Does a global economy still exist? If one were to base one's judgment solely on the recent meetings of the world's most powerful decision-makers-whether at Geneva, Versailles or Cancún-the answer might well be "no." Conflicting perceptions, diverging priorities, and lack of any sense of direction suggest, indeed, that the concept of world interdependence has been lost in a policy and intellectual vacuum. Seldom have so many common interests run into so many common problems to produce so little common action.
Let us hope that the period extending from the July 1981 Ottawa summit to the Versailles summit of June 1982 and to the Geneva GATT ministerial meeting in November 1982 will be seen in retrospect as the nadir of international economic cooperation. The story of the 1960s had been that of a prosperous blossoming of the trees planted at Bretton Woods. With a few noticeable exceptions, the story of the 1970s and early 1980s was one of missed opportunities and growing intellectual disarray. We failed to plant the seeds of organization and reform that the emergence of a truly global economic system was beginning to call for.
It simply has not sunk in how rapidly the world has changed, not only during the fast-growth period of the 1960s but also during the lower-growth decade of the 1970s. We confuse stagnant growth with "no change" scenarios, when in fact the level of interdependence between countries may never have increased faster and the underlying structure of power changed more deeply than in the latter period.

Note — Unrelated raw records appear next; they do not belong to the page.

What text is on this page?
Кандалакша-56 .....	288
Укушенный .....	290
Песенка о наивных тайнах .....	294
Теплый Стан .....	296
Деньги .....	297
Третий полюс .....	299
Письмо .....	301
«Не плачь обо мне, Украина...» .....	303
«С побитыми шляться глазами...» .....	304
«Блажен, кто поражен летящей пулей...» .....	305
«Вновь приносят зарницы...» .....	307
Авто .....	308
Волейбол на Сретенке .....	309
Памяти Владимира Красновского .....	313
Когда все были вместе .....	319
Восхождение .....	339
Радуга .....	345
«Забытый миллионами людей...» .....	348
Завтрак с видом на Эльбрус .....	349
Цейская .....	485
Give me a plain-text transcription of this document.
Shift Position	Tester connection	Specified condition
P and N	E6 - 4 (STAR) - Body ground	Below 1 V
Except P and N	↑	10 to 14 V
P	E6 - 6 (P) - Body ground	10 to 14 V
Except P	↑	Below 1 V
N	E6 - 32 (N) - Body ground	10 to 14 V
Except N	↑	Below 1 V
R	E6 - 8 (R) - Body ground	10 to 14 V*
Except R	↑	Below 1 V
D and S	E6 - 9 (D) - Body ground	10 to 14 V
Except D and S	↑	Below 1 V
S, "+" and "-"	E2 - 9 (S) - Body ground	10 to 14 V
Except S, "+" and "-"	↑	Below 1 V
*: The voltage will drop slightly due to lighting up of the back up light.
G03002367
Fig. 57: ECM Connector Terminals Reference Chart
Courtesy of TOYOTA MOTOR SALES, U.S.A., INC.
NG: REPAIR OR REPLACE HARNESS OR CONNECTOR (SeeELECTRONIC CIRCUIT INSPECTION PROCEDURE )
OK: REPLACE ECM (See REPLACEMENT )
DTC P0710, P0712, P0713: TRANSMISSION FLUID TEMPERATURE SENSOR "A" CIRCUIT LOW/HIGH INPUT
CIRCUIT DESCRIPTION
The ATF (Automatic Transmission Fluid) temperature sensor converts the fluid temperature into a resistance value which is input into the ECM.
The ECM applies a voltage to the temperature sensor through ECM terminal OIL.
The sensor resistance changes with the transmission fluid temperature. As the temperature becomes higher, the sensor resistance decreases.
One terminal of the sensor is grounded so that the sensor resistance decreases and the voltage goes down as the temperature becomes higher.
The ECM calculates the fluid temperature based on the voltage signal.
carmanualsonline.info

Thus, we are still striving to overcome an international economic crisis through national economic policies. Models of closed national economies still govern much of our thinking, and we wonder with incredulity at their failure-be it on the Keynesian or on the monetarist side. Modest coordination proposals aimed at promoting a much needed world recovery still arouse controversy and skepticism-when in fact national policymakers have obviously lost control over their much cherished spheres of economic autonomy.